Mit seinem ersten vollelektrischen Fahrzeug will VW ins Elektrozeitalter aufschließen. In Zwickau rollen nun die ersten Exemplare des ID.3 vom Band.

Am Fließband: Merkel mit einem Arbeiter, VW-Chef Diess und Sachsens Ministerpräsident Kretschmer Foto: dpa

Der Produktionsstart des ID.3 ist von hohem Symbolwert. Er steht nicht nur für die geistige Trendwende im VW-Konzern, dem noch vor wenigen Jahren die Atmosphäre so egal war, dass er mit Abgaswerten getrickst hat. Er steht auch für die Weiterentwicklung des Standorts Deutschland. „Mit Recht kann man sagen, dass VW heute in eine neue Ära geht“, sagt Autoexperte Ferdinand Duden­höffer vom Center Automotive Research der Universität Duisburg-Essen. „Es ist ein historisches Ereignis.“

Der ID.3 ist nach Ansicht der Experten so wichtig, weil der wichtigste deutsche Autohersteller damit in die Liga von Tesla, BYD oder Nissan aufschließt. Denn es waren in den vergangenen Jahren Firmen aus den USA, China und Japan, die die ernstgemeinte Massenproduktion von batteriebetriebenen Wagen in Angriff genommen haben. Zugleich haben sie mit ihren futuristischen Ingenieurleistungen ein modernes Image aufgebaut, neben dem deutsche Produkte plötzlich alt aussahen. Deshalb platziert Konzernchef Herbert Diess den ID.3 nun anstelle des Golf in der Mitte der VW-Modellpalette – so wie dieser einst den Käfer verdrängt hat. Der elektrische ID.3 soll das Standard-Auto für ganz normale Leute sein.

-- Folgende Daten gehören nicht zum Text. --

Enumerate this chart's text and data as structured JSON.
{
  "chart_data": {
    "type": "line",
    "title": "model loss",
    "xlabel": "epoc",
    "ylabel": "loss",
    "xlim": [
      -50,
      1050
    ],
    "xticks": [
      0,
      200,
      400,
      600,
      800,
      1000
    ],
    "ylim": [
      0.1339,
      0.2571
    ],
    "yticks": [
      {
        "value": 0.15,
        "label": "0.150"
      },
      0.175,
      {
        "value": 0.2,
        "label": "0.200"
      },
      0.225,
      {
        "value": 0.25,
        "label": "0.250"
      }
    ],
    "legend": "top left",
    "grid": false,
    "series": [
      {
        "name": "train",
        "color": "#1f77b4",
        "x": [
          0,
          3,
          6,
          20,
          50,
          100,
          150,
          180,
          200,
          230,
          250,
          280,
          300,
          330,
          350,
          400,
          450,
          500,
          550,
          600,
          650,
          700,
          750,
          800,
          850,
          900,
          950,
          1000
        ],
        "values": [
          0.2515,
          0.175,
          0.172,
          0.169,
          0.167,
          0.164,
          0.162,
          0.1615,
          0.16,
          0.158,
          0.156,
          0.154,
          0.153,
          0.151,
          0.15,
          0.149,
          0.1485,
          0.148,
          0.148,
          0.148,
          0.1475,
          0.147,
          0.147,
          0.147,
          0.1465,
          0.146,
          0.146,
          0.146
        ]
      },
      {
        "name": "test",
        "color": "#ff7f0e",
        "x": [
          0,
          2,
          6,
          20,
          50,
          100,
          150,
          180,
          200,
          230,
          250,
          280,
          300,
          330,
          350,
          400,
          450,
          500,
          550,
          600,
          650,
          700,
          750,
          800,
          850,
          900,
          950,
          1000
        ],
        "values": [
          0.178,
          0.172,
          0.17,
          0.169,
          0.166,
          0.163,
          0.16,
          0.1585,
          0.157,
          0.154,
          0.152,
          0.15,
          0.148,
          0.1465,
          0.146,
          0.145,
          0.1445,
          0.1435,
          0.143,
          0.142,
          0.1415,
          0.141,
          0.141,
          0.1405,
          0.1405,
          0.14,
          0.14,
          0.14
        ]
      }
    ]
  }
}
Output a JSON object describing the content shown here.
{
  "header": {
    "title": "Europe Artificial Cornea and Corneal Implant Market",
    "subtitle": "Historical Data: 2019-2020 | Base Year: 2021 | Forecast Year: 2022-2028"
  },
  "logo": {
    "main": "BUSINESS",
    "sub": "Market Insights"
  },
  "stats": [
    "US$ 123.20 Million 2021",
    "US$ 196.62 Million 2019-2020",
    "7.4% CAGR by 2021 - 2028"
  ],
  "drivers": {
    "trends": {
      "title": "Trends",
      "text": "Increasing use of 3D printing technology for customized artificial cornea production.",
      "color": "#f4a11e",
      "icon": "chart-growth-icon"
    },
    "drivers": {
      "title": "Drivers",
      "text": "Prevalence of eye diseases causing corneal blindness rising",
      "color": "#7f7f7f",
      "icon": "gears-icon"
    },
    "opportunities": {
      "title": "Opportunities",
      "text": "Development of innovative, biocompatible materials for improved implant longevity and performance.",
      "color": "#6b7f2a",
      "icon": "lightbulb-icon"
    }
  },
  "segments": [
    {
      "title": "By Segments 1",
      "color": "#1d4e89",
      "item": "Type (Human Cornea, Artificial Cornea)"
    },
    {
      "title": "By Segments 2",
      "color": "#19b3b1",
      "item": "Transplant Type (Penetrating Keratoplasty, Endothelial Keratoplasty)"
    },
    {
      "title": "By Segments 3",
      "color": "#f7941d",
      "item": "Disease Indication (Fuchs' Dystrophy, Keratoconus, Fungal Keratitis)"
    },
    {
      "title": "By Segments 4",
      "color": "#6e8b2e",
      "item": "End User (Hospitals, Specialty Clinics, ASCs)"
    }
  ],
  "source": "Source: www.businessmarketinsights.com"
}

Dazu muss der ID.3 nicht das beste oder modernste Elektroauto der Welt sein, aber er muss hohe Zuverlässigkeit bei schönem Design zu einem akzeptablen Preis bieten. Das scheint gelungen zu sein. Das Modell mit der kleinsten Batterie kostet knapp 30.000 Euro. Mit der jetzt von 4.000 auf 6.000 erhöhten Förderung werden daraus 24.000 Euro – das sind zwar noch einige Tausend Euro mehr als ein einfacher Golf, aber der Preis soll in den kommenden Jahren weiter sinken. Der ADAC spricht daher schon vom „Volks-Elek­tro­auto“. Das Einstiegsmodell erlaubt allerdings nur eine Reichweite von 330 Kilometern. Wer mit einer Ladung 550 Kilometer weit fahren will, muss wohl rund 15.000 Euro mehr ausgeben – Batterien sind teuer. Dafür hat das Ding aber auch 204 PS.

Anschluss behalten

Damit zieht Deutschland mit den Herstellerländern gleich, die schon seit Jahren reguläre Serienmodelle für den Massenmarkt hervorbringen; Tesla ist kein Schreckgespenst aus einer anderen Welt mehr, sondern ein Konkurrent auf dem gleichen Feld. Nach Ansicht von Experten wie Dudenhöffer ist es durchaus nicht zu spät, um den Anschluss zu behalten. In der Wirtschaftsgeschichte sind nicht nur die Pioniere einer Technik erfolgreich. Google war nicht die erste Internetsuchmaschine, Toyota nicht der Erfinder des Autos und Osram nicht der erste Anbieter von Glühlampen – aber sie waren in entscheidenden Punkten besser als die Vorreiter und konnten sich daher im Markt durchsetzen. Der Markt für E-Mobilität steckt trotz allen Geredes in der Praxis noch in den Anfängen. Und mit starken Marken wie VW, Daimler und BMW gibt es auch künftig ein gutes Argument, ein deutsches Produkt zu kaufen.

Autogipfel

Die Regierung will die E-Auto-Kaufprämie von 4.000 um 50 Prozent auf 6.000 Euro erhöhen. Ob sich die Industrie daran wie bisher beteiligt, war auch Thema beim Autogipfel zur Förderung der Elektromobilität am Montagabend im Kanzleramt. Bis 2030 sollen eine Million Ladepunkte geschaffen werden, damit bis Ende des kommenden Jahrzehnts zehn Millionen E-Autos auf deutschen Straßen fahren können. Tankstellen sollen Auflagen zum Bau von Ladepunkten bekommen. Bis 2022 sollen mindestens vier Schnell-Ladepunkte an jeder Autobahn-Raststätte stehen.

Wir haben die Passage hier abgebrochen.